Limitations of the MTD Pilot 

The NAO report also highlights the pilot’s limitations for MTD for self-assessment. HMRC had forecast that more than 15,500 business taxpayers would join the pilot. However, around a thousand taxpayers wanted to sign up for the pilot. Still, most were ineligible, leaving only 15 participants when the pilot was closed to new entrants. The pilot has now been put on hold and is being reviewed by HMRC. 

Recommendations and Technical Issues 

In response to these criticisms, the NAO recommends that HMRC prepare a separate business case for MTD for self-assessment. This would allow decision-makers to understand the full range of options’ costs, benefits, and delivery risks. The report also emphasises the need for greater clarity on how different groups of business taxpayers are affected. 

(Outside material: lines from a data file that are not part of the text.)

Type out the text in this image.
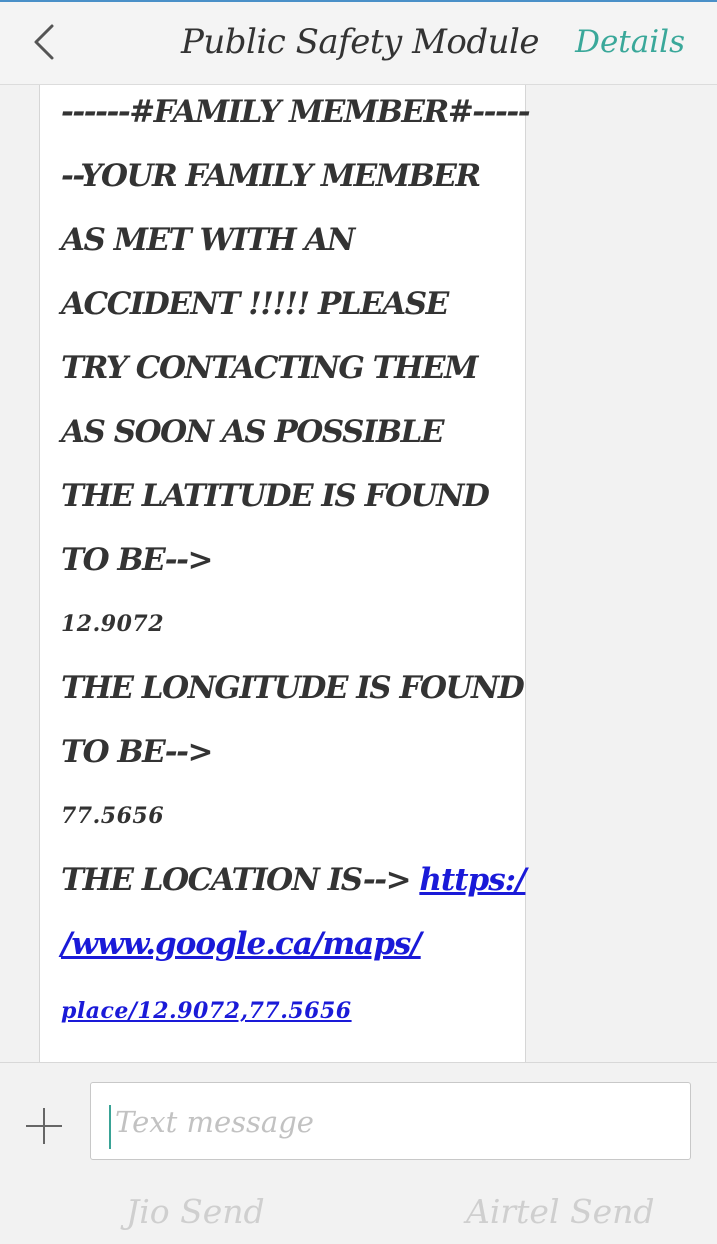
Public Safety Module	Details
------#FAMILY MEMBER#-----
--YOUR FAMILY MEMBER
AS MET WITH AN
ACCIDENT !!!!! PLEASE
TRY CONTACTING THEM
AS SOON AS POSSIBLE
THE LATITUDE IS FOUND
TO BE-->
12.9072
THE LONGITUDE IS FOUND
TO BE-->
77.5656
THE LOCATION IS--> https:/
/www.google.ca/maps/
place/12.9072,77.5656
Text message
Jio Send	Airtel Send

The report also identifies several technical issues that need to be resolved. These include how taxpayers with different year-ends or jointly-let property, or those represented by multiple agents, can report under the system. It also calls for an effective pilot to demonstrate how the arrangements would work in practice for taxpayers, their agents, and HMRC. 

Conclusion 

In conclusion, while the MTD initiative represents a significant step forward in modernising the UK tax system, it is clear that challenges need to be addressed. The criticisms highlighted in the report provide valuable insights into these challenges and offer a roadmap for overcoming them. With careful planning and execution, MTD has the potential to deliver on its promise of making tax administration more effective, efficient, and easier for taxpayers. However, it is crucial that HMRC addresses these criticisms and ensures transparency in its cost-benefit analysis to maintain the initiative’s credibility.